Reading it now, I can see that it very much presents a picture of Britain... well, England really... as a splendid place which had just won a war, had a new young Queen and was going to march with dignity into the second half of the century.
The introductory chapter is called "From Victoria to Elizabeth". The final paragraph ends: "When Queen Elizabeth mounted the throne in 1952, it was felt and hoped that... a new Elizabethan age would dawn, matching the first Elizabethan age for glory of achievement. ... Nothing is achieved without struggle and hard work.... Let us be worthy of that challenge."
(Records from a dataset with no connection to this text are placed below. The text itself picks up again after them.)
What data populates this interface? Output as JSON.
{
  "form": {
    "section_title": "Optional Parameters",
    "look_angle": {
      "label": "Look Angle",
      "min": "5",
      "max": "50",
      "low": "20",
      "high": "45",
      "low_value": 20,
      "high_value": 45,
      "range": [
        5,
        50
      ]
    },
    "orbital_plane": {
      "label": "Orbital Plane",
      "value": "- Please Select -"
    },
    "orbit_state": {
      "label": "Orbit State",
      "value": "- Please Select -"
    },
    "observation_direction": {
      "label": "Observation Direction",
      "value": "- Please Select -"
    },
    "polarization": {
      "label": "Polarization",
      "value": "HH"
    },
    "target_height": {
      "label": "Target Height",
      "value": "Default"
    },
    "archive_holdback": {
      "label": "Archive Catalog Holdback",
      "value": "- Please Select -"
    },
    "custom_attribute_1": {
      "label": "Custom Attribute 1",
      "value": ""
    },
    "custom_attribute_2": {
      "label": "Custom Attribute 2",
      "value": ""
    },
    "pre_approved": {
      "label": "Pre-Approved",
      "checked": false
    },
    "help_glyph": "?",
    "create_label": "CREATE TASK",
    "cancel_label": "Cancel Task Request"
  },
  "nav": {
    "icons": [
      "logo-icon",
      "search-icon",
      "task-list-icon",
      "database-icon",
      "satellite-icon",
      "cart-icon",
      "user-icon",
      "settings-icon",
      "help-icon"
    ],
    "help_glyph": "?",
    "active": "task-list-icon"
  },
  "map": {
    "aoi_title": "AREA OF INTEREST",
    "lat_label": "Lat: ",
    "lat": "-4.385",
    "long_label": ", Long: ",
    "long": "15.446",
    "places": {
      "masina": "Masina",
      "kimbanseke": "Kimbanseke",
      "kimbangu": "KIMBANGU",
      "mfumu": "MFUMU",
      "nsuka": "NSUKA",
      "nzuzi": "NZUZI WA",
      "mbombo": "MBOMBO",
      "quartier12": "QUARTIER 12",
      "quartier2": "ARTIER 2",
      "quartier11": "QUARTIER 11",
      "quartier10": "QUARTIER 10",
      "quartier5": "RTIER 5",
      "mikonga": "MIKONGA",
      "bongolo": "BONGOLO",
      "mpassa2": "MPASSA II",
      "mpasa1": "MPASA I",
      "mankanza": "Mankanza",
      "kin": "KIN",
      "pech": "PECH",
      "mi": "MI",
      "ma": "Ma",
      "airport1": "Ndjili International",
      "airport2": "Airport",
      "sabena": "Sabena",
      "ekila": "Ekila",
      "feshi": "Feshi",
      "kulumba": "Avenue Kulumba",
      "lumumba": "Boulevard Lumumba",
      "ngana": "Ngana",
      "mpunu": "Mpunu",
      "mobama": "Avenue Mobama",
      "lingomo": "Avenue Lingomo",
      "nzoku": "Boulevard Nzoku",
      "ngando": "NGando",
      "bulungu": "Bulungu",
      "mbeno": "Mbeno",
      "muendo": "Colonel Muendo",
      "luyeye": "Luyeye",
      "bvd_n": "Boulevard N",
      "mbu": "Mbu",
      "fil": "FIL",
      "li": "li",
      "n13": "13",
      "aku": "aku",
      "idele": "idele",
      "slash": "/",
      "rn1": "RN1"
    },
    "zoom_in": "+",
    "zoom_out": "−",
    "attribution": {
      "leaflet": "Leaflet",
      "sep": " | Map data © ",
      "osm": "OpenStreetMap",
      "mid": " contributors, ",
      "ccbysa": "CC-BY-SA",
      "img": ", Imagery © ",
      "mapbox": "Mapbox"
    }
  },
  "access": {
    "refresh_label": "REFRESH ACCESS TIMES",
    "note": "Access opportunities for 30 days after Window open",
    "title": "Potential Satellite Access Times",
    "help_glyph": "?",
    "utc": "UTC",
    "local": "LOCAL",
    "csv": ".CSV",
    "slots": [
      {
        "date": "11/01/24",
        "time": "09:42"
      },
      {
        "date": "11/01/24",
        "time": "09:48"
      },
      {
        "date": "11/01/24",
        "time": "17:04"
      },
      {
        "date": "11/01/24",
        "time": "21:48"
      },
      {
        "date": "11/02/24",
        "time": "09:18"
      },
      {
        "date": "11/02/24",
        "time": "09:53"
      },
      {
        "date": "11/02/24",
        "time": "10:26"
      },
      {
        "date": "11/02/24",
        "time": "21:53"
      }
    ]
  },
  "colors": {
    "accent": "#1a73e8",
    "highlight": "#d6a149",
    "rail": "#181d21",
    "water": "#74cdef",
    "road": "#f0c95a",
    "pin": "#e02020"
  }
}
I'm not sure that I have been, really.
Then we go right back to "England before the Norman Conquest" and trot through the centuries, reign by reign. However, every now and then there are chapters about a wide variety of other people or events: Julius Caesar ("financed by his friend, the very wealthy millionaire, Crassus"); St Paul; the Marbles Championship held every Good Friday outside the Greyhound Hotel, Tinsley Green; Alfred Nobel; Captain James Cook ("the brilliant explorer and navigator, who always remained simple and unassuming" - good to know); pottery and china; Vasco da Gama... .
We learn that Shakespeare would wait on his parents at table at lunch time "and when they were finished he would start. He would always address his father as sir".
I can't remember ever reading this... fact... anywhere else.
Scotland does get a tiny look-in with Mary Queen of Scots. Indeed, her chapter finishes: "In the end, however, Mary did triumph over Elizabeth for when the English Queen died, she was succeeded by James, the son of Mary and the ill-fated Darnley... ." (A satisfactory thought for a young Scot.) The writer then ruins it by waffling to a close: "Mary ... is an eternal mystery whose solution has been sought by a great many writers of all nationalities and will, in the future, be investigated by many more."
The whole book ends with the Second World War, predictably from England's point of view, though America does get a wee bit of credit in the final paragraph: "So Britain had once more saved Europe by holding, alone and unaided, the last bastion of freedom till the time arrived when Russia and the United States marched forward with their saving power."
Oh, it's easy to mock. But there's a lot of good stuff too: it's a broad sweep of mainly factual history and because I read it so much I knew the order of the kings and queens, their main conflicts and achievements and disasters, and also acquired some basic knowledge about Hadrian's Wall, Edith Cavell, Dante Alighieri, Raffles of Singapore, Father Damien, Mary Slessor, David Livingstone, Albert Schweitzer, the British Army, how we got our parliament, the Duke of Wellington ("His once weakly frame had waxed tough and wiry") ... and more .
So - thank you, Gareth Browning (who wrote about a third of the 80-ish chapters), Rowland W Purton (almost as many), Edward Boyd (quite a few) and the others who contributed one or two. I don't know who you were and you might have got the odd thing wrong and we can giggle a bit at you now, but I loved your book at the time and find it quite an interesting historical document now - though not entirely in the way you may have intended.